Doctor: My god lady, you must have an extremely wide stance.

A Man Walks Into A French Restaurant And Orders Fish...

The waiter brings out his order and the man begins to eat it. After about fifteen minutes, the man keels over and dies. The waiter, panicking, calls the paramedics. When they arrive, they examine the body of the deceased man.

"Well?" asks the concerned waiter "What killed this poor man?"

One of the paramedics solemnly looks into the eyes of waiter and simply replies "Poisson"

A serial masturbator goes to the doctor.

Doctor tells him, "You've got to stop masturbating." Man asks, "Why?" Doctor says, "So that I can examine you."

Embarrassing moment at docs

I was sitting in the doctor's . The doctor walks in and says, "I have some bad news. I'm afraid you're going to have to stop masturbating." "I don't understand, doc,I said . "Why?" "Because," the doctor says. "I'm trying to examine you."

Today I went to the doctor...

Doctor: "You have to stop masturbating."

Me: "Why?"

Doctor: "Because I'm trying to examine you."

I went to the doctor, he told me you have to stop masturbating

I asked why, he said, so I can examine you!

A guy is sitting at the doctor's office.

A guy is sitting at the doctor's office. The doctor walks in and says, "I have some bad news. I'm afraid you're going to have to stop masturbating." "I don't understand, doc," the patient says. "Why?" "Because," the doctor says. "I'm trying to examine you.

A guy goes to the doctor for his annual checkup. The doctor comes out and says You have to stop masturbating. The guy says, Really? Why?

The doctor says, Because I'm just trying to examine you.

The examination.

A man is in a doctor's office,
the doctor comes in and says,
"You need to stop masturbating"
The man replies, "but why doc?"
"Because", replied the doctor.
" I'm trying to examine you."

An Antarctic explorer has a sore ass from sitting on the ice all day.

Since there's currently no doctor on base, he phones his doctor 5,000km away in Melbourne. The doctor says it's probably just piles, but since I can't examine you, you'd better send a photo just in case it's something more serious.

Worried, the explorer blurts out how the hell do I take a photo of piles on my own butt in the middle of Antarctica?!?

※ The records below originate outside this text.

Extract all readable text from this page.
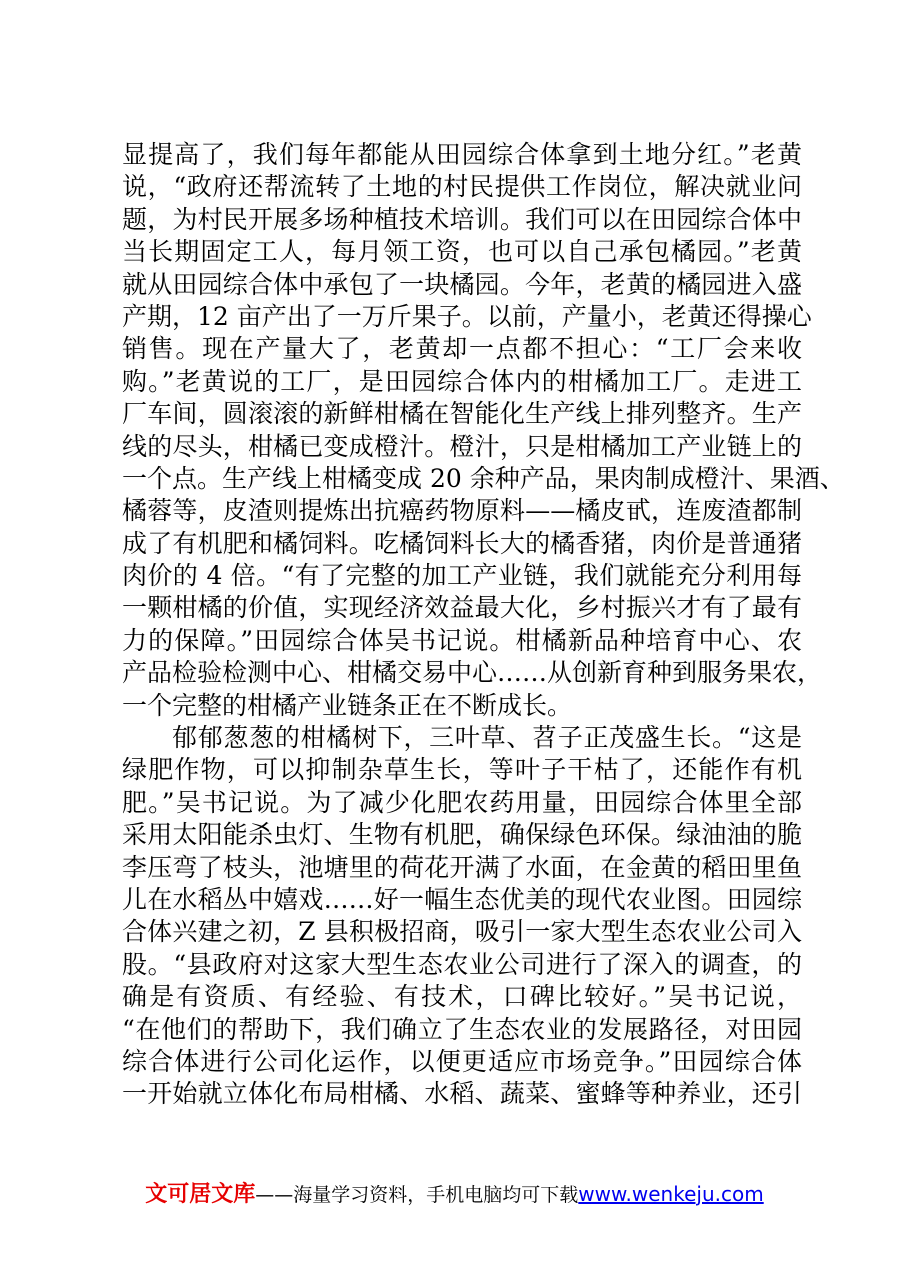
显提高了，我们每年都能从田园综合体拿到土地分红。”老黄
说，“政府还帮流转了土地的村民提供工作岗位，解决就业问
题，为村民开展多场种植技术培训。我们可以在田园综合体中
当长期固定工人，每月领工资，也可以自己承包橘园。”老黄
就从田园综合体中承包了一块橘园。今年，老黄的橘园进入盛
产期，12 亩产出了一万斤果子。以前，产量小，老黄还得操心
销售。现在产量大了，老黄却一点都不担心：“工厂会来收
购。”老黄说的工厂，是田园综合体内的柑橘加工厂。走进工
厂车间，圆滚滚的新鲜柑橘在智能化生产线上排列整齐。生产
线的尽头，柑橘已变成橙汁。橙汁，只是柑橘加工产业链上的
一个点。生产线上柑橘变成 20 余种产品，果肉制成橙汁、果酒、
橘蓉等，皮渣则提炼出抗癌药物原料——橘皮甙，连废渣都制
成了有机肥和橘饲料。吃橘饲料长大的橘香猪，肉价是普通猪
肉价的 4 倍。“有了完整的加工产业链，我们就能充分利用每
一颗柑橘的价值，实现经济效益最大化，乡村振兴才有了最有
力的保障。”田园综合体吴书记说。柑橘新品种培育中心、农
产品检验检测中心、柑橘交易中心……从创新育种到服务果农，
一个完整的柑橘产业链条正在不断成长。
郁郁葱葱的柑橘树下，三叶草、苕子正茂盛生长。“这是
绿肥作物，可以抑制杂草生长，等叶子干枯了，还能作有机
肥。”吴书记说。为了减少化肥农药用量，田园综合体里全部
采用太阳能杀虫灯、生物有机肥，确保绿色环保。绿油油的脆
李压弯了枝头，池塘里的荷花开满了水面，在金黄的稻田里鱼
儿在水稻丛中嬉戏……好一幅生态优美的现代农业图。田园综
合体兴建之初，Z 县积极招商，吸引一家大型生态农业公司入
股。“县政府对这家大型生态农业公司进行了深入的调查，的
确是有资质、有经验、有技术，口碑比较好。”吴书记说，
“在他们的帮助下，我们确立了生态农业的发展路径，对田园
综合体进行公司化运作，以便更适应市场竞争。”田园综合体
一开始就立体化布局柑橘、水稻、蔬菜、蜜蜂等种养业，还引
文可居文库——海量学习资料，手机电脑均可下载www.wenkeju.com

The doctor replies I'd suggest a polarrhoid camera.

11:45 Arrive at the crime scene

11:45 Examine body, signs of a struggle
11:45 Found murder weapon in storm drain
11:45 Realize watch is broken

Old Buddy Hackett Joke:

A very young amorous couple were walking through a cemetary and feeling frisky . So the woman lay down on a grave marker and they made love. A week later the woman's back is still hurting her , so she sees a doctor. The doctor tells her to disrobe, then tells her to turn around to examine her back . The doctor asks her," How old are you?". She says ," I'm 20 years old, why do you ask." The doctor replies, " Because your ass says you died in 1898."

Guide for Russian troops: How to identify Ukrainians

Sometimes Ukrainian saboteurs try to pass off as Russian troops. The easiest way to identify them is to remove their pants and examine their genitalia. All Ukrainians have balls of steel. Even women.

Just think that there are jokes based on truth that can bring down governments, or jokes which make girl laugh. Many of the examine observe jokes and puns are jokes supposed to be funny, but some can be offensive. When jokes go too far, we try to silence them and it will be great if you give us feedback every time when a joke become inappropriate.

We suggest to use only working examine prostate piadas for adults and blagues for friends. Some of the dirty witze and dark jokes are funny, but use them with caution in real life. Try to remember funny jokes you've never heard to tell your friends and will make you laugh.